Mehr Inhaftierung – auch von Kindern
Die Reform des Gemeinsamen Europäischen Asylsystems (GEAS) muss bis Mitte Juni 2026 in Deutschland umgesetzt und das nationale Recht entsprechend angepasst werden. PRO ASYL kritisiert, dass die Bundesregierung offensichtlich statt einer möglichst menschenrechtsfreundlichen eine harte Umsetzung der Reform anstrebt. Der Gesetzentwurf, der heute im Kabinett zur Beratung liegt, setzt auf eine starke Ausweitung von Maßnahmen zur Freiheitsbeschränkung und Freiheitsentziehung.
So sollen mit dem GEAS-Umsetzungsgesetz eine neue Asylverfahrenshaft eingeführt werden und eine „Schutzhaft“ für unbegleitete Kinder ermöglicht werden. Zwar soll der Grundsatz gelten, dass Kinder nicht in Haft genommen werden sollen. Doch begleitete Minderjährige können in Haft genommen werden, wenn sich der Elternteil oder die primäre Betreuungsperson in Haft befinden. Unbegleitete Minderjährige dürfen zu ihrem „eigenen Schutz“ inhaftiert werden. In beiden Fällen soll die Inhaftnahme ihrem Wohl dienen und nur als letztes Mittel angewendet werden.
„Kinder schützt man nicht, indem man sie einsperrt. Es ist gruselig, dass eine solche Norm ins deutsche Gesetz geschrieben werden soll. Weder ist dies durch die GEAS-Reform geboten noch in der Praxis nötig. Auch nach der UN-Kinderrechtskonvention ist ganz klar: Geflüchtete Kinder sollten nie inhaftiert werden“, kommentiert Judith.
Ausweitung deutscher Flughafenasylverfahren
Neben den neuen zum Teil geschlossenen Zentren möchte die Bundesregierung direkt mit Verabschiedung des Gesetzes eine weitere Maßnahme in Kraft setzen: eine Ausweitung der deutschen Flughafenasylverfahren, um die neuen Grenzverfahren zu erproben. Diese Verfahren unter besonders restriktiven Bedingungen sollen dann auch Flüchtlinge durchlaufen, die in anderen Mitgliedstaaten anerkannt wurden.

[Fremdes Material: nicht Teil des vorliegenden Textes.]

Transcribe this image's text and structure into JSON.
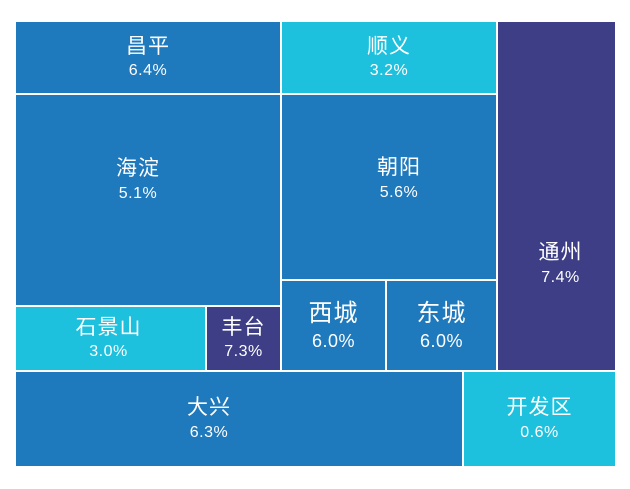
{
  "colors": {
    "blue": "#1e79bd",
    "cyan": "#1ec1dd",
    "purple": "#3d3e85"
  },
  "chart_data": {
    "type": "treemap",
    "title": "",
    "items": [
      {
        "key": "changping",
        "label": "昌平",
        "value": "6.4%",
        "color": "blue"
      },
      {
        "key": "shunyi",
        "label": "顺义",
        "value": "3.2%",
        "color": "cyan"
      },
      {
        "key": "tongzhou",
        "label": "通州",
        "value": "7.4%",
        "color": "purple"
      },
      {
        "key": "haidian",
        "label": "海淀",
        "value": "5.1%",
        "color": "blue"
      },
      {
        "key": "chaoyang",
        "label": "朝阳",
        "value": "5.6%",
        "color": "blue"
      },
      {
        "key": "shijingshan",
        "label": "石景山",
        "value": "3.0%",
        "color": "cyan"
      },
      {
        "key": "fengtai",
        "label": "丰台",
        "value": "7.3%",
        "color": "purple"
      },
      {
        "key": "xicheng",
        "label": "西城",
        "value": "6.0%",
        "color": "blue"
      },
      {
        "key": "dongcheng",
        "label": "东城",
        "value": "6.0%",
        "color": "blue"
      },
      {
        "key": "daxing",
        "label": "大兴",
        "value": "6.3%",
        "color": "blue"
      },
      {
        "key": "kaifaqu",
        "label": "开发区",
        "value": "0.6%",
        "color": "cyan"
      }
    ]
  }
}
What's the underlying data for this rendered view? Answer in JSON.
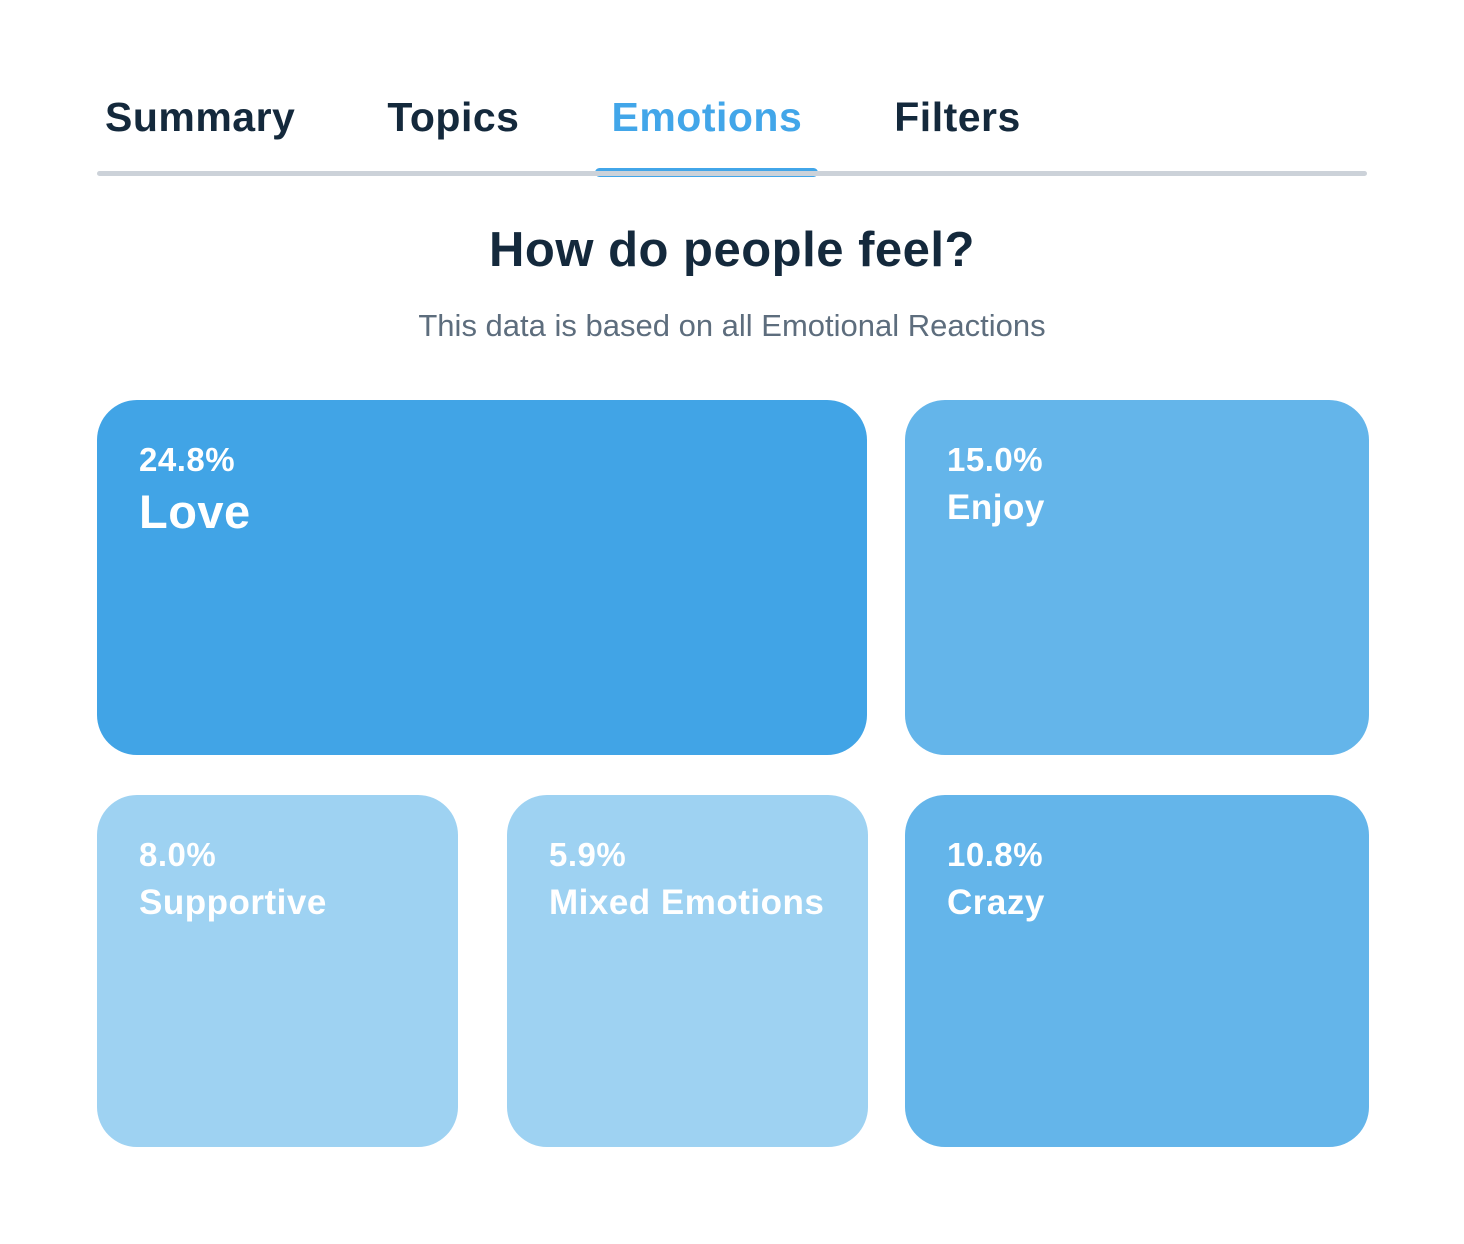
{
  "tabs": {
    "items": [
      {
        "label": "Summary",
        "active": false
      },
      {
        "label": "Topics",
        "active": false
      },
      {
        "label": "Emotions",
        "active": true
      },
      {
        "label": "Filters",
        "active": false
      }
    ]
  },
  "header": {
    "title": "How do people feel?",
    "subtitle": "This data is based on all Emotional Reactions"
  },
  "chart_data": {
    "type": "treemap",
    "title": "How do people feel?",
    "subtitle": "This data is based on all Emotional Reactions",
    "unit": "percent",
    "items": [
      {
        "label": "Love",
        "value": 24.8,
        "display": "24.8%",
        "color": "#41a4e6"
      },
      {
        "label": "Enjoy",
        "value": 15.0,
        "display": "15.0%",
        "color": "#64b5ea"
      },
      {
        "label": "Supportive",
        "value": 8.0,
        "display": "8.0%",
        "color": "#9ed2f2"
      },
      {
        "label": "Mixed Emotions",
        "value": 5.9,
        "display": "5.9%",
        "color": "#9ed2f2"
      },
      {
        "label": "Crazy",
        "value": 10.8,
        "display": "10.8%",
        "color": "#64b5ea"
      }
    ]
  },
  "colors": {
    "accent": "#42a6e9",
    "text_dark": "#14293c",
    "text_muted": "#5d6d7d",
    "divider": "#ccd2d9",
    "tile_large": "#41a4e6",
    "tile_medium": "#64b5ea",
    "tile_light": "#9ed2f2"
  }
}
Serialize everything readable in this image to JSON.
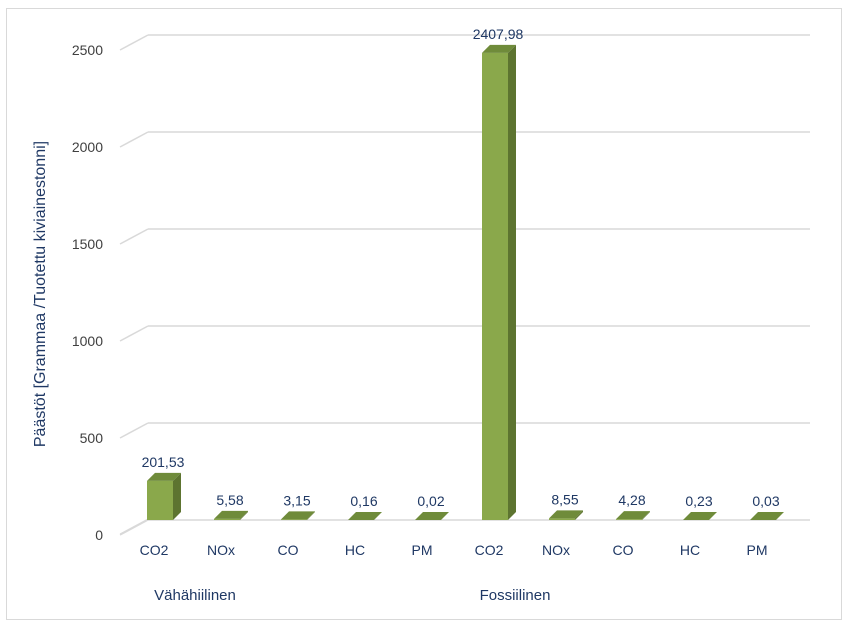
{
  "chart_data": {
    "type": "bar",
    "ylabel": "Päästöt [Grammaa /Tuotettu kiviainestonni]",
    "ylim": [
      0,
      2500
    ],
    "yticks": [
      0,
      500,
      1000,
      1500,
      2000,
      2500
    ],
    "grid": true,
    "legend": "none",
    "bar_color": "#8aa84b",
    "groups": [
      {
        "name": "Vähähiilinen",
        "categories": [
          "CO2",
          "NOx",
          "CO",
          "HC",
          "PM"
        ],
        "values": [
          201.53,
          5.58,
          3.15,
          0.16,
          0.02
        ],
        "labels": [
          "201,53",
          "5,58",
          "3,15",
          "0,16",
          "0,02"
        ]
      },
      {
        "name": "Fossiilinen",
        "categories": [
          "CO2",
          "NOx",
          "CO",
          "HC",
          "PM"
        ],
        "values": [
          2407.98,
          8.55,
          4.28,
          0.23,
          0.03
        ],
        "labels": [
          "2407,98",
          "8,55",
          "4,28",
          "0,23",
          "0,03"
        ]
      }
    ]
  }
}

„Anerkannte Flüchtlinge dürfen legal innerhalb der EU reisen und kommen, wenn sie fliegen, in der Regel aus einem anderen Mitgliedstaat an deutschen Flughäfen an – also gerade nicht über eine EU-Außengrenze. Damit können sie auch nicht in ein Außengrenzverfahren genommen werden. Wenn in anderen Mitgliedstaaten anerkannte Flüchtlinge nach Deutschland kommen, um hier erneut Schutz zu suchen, liegt das meist an den dort oft sehr schlechten Lebensbedingungen. Das Flughafenverfahren ist in jedem Fall nicht die richtige Antwort auf dieses Phänomen. Die Bundesregierung sollte sich stattdessen für die Verbesserung der Lebensumstände von Flüchtlingen in allen Mitgliedstaaten stark machen“, fordert Judith.
PRO ASYL hatte im Rahmen der Verbändeanhörung den Referentenentwurf des Bundesinnenministeriums kommentiert. Während des Ressortverfahrens kommt es meist noch zu Änderungen des Gesetzesentwurfs, der dann im Kabinett beschlossen wird. Die endgültige Fassung ist bisher noch nicht öffentlich.